The dreaded B word haunts us again as each payday approaches us; it is quite hard for us to budget especially because every month after you’ve paid your bills, it is hard to save the $10 that is left to bring us back to work.  I most recently purchased something quite expensive and I’ve been getting a lot of questions about how I was able to purchase this at such a tender age of twenty (20) years old as well as going on vacations and so much more. The truth is I do a lot of planning, budgeting, and sacrificing; my methods are extreme and to give you a hit of how extreme I get, I’ll bring with me exactly $230 every day and that only includes fare to and from my house, yes, I do bring lunch and breakfast and water so I do not need to spend any other money apart from my fare.

Budgeting is creating a plan to spend and or allocate your income; we do this so we can know in advance whether or not we will be able to fulfill our plans when the date arrives. It is crucial for us so we can know where to place more emphasis in and where we can cut back on so we can save more money.
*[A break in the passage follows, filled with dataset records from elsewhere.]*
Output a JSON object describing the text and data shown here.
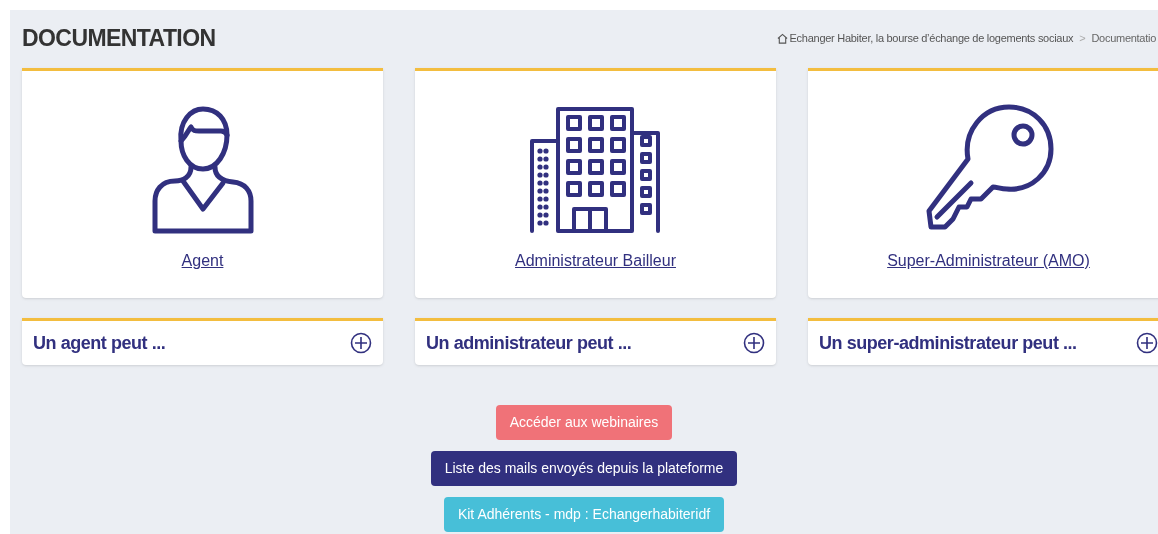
{
  "page_title": "DOCUMENTATION",
  "breadcrumb": [
    "Echanger Habiter, la bourse d’échange de logements sociaux",
    "Documentatio"
  ],
  "breadcrumb_separator": ">",
  "roles": [
    {
      "kind": "person",
      "label": "Agent"
    },
    {
      "kind": "building",
      "label": "Administrateur Bailleur"
    },
    {
      "kind": "key",
      "label": "Super-Administrateur (AMO)"
    }
  ],
  "panels": [
    {
      "title": "Un agent peut ...",
      "expanded": false
    },
    {
      "title": "Un administrateur peut ...",
      "expanded": false
    },
    {
      "title": "Un super-administrateur peut ...",
      "expanded": false
    }
  ],
  "buttons": [
    {
      "label": "Accéder aux webinaires",
      "kind": "danger"
    },
    {
      "label": "Liste des mails envoyés depuis la plateforme",
      "kind": "primary"
    },
    {
      "label": "Kit Adhérents - mdp : Echangerhabiteridf",
      "kind": "info"
    }
  ]
}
It would be ridiculous to ask you to do the same thing as i did so let me share with you other budgeting tips:

  1. Pay your bills – The responsible thing to do when we get our pay is to take out payments due, that includes: rent/mortgage, utilities: water, light, cable and internet (optional), car expenses or school/bank loans and of course, money to return to work until we get paid again.  
  2. Be Realistic – Budgeting works for everyone if we are realistic and honest about our income and expenses. For example, it does not make sense you put $1000 on your budget for food for the month when you know you eat $10,000 worth of food every week.  Budgeting is not to make you feel bad about wanting to treat yourself; the aim is to set up realistic and tangible evidence of what you are doing with your money each month so you can save more.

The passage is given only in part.